Downsides: Like survey sites, these programs aren't likely to completely replace your need for a steady paycheque. While some have been hugely successful, most will only make, at best, a couple hundred a month.
- Self-Employment. The most serious of all work-from-home ventures, self-employment goes beyond selling another company's products, giving someone else your opinion, or advertising someone else's services. Self-employment means selling your own product or service, and being in charge of your own promotion. While this is certainly the most difficult work from home opportunity, it's also undoubtedly the most rewarding. Not only can you work whenever and wherever you want, you can set your own prices, your own schedule, and your own principles. Best of all, you can do what you love, and make a living doing it.
Upsides: Self-employment gives you almost total freedom and control over your career, and allows you to do what you love. Like knitting? You can start a business. Skilled wordsmith? You can start a business. Talented jewelry maker, painter, potter, seamstress/tailor? You can start a business. Anyone with a distinct skill can become an entrepreneur, and succeed.
Downsides: Without the back-up of an established company, promoting oneself becomes a lot more difficult. Those who truly hope to succeed must be willing to devote a lot of time to researching marketing techniques, social media, promotion, as well as the wants, needs, and budget of their target group. A small start-up fee should also be anticipated: materials, business licenses, website creation, business cards, and promotional material will all need consideration.
Pro-tip: Do what you love, but research your audience. Don't try selling beef to cows just because you love beef.

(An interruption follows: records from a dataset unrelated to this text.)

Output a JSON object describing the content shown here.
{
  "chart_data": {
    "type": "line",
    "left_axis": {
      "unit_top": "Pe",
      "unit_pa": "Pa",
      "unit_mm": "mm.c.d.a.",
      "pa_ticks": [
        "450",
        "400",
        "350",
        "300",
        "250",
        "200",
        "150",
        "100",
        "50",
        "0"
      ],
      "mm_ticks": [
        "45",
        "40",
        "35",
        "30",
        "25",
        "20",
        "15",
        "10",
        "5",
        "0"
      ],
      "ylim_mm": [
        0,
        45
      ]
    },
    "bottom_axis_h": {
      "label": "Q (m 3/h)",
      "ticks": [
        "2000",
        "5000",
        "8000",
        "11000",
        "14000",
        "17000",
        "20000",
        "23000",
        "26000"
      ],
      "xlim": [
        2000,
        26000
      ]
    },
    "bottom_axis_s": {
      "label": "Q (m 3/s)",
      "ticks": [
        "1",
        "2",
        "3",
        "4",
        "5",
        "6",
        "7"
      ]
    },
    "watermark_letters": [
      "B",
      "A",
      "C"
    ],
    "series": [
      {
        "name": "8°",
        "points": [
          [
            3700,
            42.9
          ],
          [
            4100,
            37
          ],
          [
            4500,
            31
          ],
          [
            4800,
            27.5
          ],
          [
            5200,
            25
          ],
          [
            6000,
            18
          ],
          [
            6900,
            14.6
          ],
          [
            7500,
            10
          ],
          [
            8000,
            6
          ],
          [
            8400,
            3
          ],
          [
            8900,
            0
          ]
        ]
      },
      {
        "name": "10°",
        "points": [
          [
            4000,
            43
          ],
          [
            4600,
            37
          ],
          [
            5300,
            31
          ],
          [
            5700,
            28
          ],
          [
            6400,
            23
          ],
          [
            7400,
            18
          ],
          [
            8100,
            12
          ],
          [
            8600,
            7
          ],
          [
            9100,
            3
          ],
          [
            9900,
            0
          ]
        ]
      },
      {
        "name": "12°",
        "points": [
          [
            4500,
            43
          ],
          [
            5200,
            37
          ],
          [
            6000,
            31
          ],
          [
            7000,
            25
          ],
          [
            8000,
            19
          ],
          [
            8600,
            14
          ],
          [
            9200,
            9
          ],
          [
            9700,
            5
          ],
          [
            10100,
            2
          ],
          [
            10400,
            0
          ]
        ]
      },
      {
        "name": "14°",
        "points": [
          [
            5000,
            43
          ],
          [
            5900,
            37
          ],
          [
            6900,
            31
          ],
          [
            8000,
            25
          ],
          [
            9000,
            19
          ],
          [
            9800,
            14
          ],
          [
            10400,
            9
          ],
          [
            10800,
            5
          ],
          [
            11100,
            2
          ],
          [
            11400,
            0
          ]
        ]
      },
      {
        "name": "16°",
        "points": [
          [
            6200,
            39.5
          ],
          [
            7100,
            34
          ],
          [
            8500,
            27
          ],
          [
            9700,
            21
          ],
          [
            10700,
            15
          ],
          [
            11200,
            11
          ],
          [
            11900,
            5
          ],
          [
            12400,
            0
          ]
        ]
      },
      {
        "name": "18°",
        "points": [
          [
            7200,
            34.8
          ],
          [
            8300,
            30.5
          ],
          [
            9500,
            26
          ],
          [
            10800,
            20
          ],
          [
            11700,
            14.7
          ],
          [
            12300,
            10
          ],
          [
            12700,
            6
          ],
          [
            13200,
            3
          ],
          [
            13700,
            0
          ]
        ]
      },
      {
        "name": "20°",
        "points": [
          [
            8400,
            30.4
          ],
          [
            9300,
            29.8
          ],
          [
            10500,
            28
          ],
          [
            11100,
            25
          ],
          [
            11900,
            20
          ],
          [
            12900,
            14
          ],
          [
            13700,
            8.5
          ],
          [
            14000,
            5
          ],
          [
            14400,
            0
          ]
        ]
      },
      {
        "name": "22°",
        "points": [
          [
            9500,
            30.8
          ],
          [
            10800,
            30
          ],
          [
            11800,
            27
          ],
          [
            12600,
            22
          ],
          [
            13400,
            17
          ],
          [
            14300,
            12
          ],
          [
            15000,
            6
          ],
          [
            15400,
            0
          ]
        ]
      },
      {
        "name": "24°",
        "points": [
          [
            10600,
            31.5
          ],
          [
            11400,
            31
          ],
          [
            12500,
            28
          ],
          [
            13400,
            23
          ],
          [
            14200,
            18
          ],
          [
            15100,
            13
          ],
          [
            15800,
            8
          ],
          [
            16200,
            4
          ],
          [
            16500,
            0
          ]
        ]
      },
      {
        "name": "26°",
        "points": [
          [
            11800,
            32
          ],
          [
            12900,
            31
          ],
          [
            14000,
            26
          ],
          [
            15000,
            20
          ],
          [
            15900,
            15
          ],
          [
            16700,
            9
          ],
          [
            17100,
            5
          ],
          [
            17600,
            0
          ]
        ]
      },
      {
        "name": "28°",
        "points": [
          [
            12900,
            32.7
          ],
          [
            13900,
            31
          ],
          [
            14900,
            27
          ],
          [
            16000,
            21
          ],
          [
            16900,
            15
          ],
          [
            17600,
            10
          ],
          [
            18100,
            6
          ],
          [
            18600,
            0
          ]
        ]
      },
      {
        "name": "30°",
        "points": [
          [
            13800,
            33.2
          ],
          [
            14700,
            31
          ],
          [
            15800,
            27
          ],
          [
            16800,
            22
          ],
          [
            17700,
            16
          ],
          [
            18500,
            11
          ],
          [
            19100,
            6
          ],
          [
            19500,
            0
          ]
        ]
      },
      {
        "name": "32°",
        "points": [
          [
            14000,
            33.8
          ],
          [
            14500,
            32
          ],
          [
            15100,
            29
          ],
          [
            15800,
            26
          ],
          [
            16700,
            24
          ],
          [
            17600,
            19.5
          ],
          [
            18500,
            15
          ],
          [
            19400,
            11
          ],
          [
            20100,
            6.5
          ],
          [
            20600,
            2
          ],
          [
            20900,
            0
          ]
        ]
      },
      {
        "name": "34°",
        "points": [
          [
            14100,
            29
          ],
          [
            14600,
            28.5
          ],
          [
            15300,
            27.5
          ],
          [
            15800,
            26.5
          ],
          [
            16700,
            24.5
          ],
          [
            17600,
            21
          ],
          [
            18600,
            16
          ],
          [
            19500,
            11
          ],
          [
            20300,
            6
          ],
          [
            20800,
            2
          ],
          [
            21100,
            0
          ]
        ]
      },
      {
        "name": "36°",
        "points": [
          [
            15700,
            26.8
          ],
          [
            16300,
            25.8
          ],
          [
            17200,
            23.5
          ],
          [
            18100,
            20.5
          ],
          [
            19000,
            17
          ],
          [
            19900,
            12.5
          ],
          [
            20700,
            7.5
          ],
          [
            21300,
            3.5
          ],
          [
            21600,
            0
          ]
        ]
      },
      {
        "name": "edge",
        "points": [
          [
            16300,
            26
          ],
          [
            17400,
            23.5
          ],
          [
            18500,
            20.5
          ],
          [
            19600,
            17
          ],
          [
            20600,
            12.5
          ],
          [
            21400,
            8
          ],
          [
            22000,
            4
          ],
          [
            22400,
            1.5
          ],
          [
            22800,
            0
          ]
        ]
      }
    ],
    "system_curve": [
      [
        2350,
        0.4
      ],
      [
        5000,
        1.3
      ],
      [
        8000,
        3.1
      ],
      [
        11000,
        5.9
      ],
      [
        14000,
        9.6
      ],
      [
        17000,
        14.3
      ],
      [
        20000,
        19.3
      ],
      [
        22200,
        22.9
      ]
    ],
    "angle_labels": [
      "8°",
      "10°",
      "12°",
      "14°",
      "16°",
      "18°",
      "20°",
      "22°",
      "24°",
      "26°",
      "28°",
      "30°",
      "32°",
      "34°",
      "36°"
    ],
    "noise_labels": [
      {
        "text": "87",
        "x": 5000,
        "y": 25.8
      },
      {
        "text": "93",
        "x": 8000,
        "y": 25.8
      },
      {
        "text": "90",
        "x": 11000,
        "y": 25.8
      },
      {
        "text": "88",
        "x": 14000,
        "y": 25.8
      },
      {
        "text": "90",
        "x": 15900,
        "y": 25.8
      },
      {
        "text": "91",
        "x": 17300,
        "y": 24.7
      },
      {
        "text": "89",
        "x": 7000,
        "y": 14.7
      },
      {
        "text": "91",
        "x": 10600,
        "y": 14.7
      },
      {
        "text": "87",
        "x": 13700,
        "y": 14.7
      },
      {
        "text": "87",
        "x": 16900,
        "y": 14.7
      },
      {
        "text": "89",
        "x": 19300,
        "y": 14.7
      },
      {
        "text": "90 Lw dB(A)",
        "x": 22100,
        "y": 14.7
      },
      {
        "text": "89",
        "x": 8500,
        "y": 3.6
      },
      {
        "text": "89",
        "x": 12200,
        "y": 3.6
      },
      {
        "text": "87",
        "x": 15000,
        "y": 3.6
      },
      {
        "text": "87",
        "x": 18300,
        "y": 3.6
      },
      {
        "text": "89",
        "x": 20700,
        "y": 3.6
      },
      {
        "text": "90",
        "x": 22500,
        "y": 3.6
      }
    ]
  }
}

Learn How To Brand Yourself
If you're anything like me, the words "brand yourself" make you want to delete your website and cry in a corner, but, sad as it may be, creating a recognizable logo or writing a clever tagline is vital in succeeding as an independent entrepreneur. If you opt to sign on with a direct sales company, survey sites, or ad programs, a lot of that will be taken care of for you, but for those who decide to open their own business or do a lot of self-promotion, branding will become very important.
Thankfully, branding in this day and age does not have to be a morally repugnant venture. Simply knowing what colours and shapes most appeal to the masses can be the difference between success and failure. Beyond that, branding often just means knowing your audience, and wording your presentation wisely. The below links offer plenty of sensible, reasonable, and respectable advice:
Personal Branding 101
10 Colors That Increase Sales
5 Things Product Packaging Must Do
8 Self-Promotion Tips For Shy People
7 Ways to Self-Promote Without Selling Out
Share Your Work From Home Experience!
What WFH Ventures Have You Tried?
Know What to Expect
Whatever work from home venture you choose to join in on, it is important that you know what to expect. Some, like direct sales and self-employment, can turn into full time jobs that generate enough income to fully support yourself; others, like survey sites and ad programs, can generously supplement your income but not replace it. Researching your options, and self-evaluation if of utmost importance. Whatever it is you decide to do, know that with the right information, audience, and approach, you can make a living from home.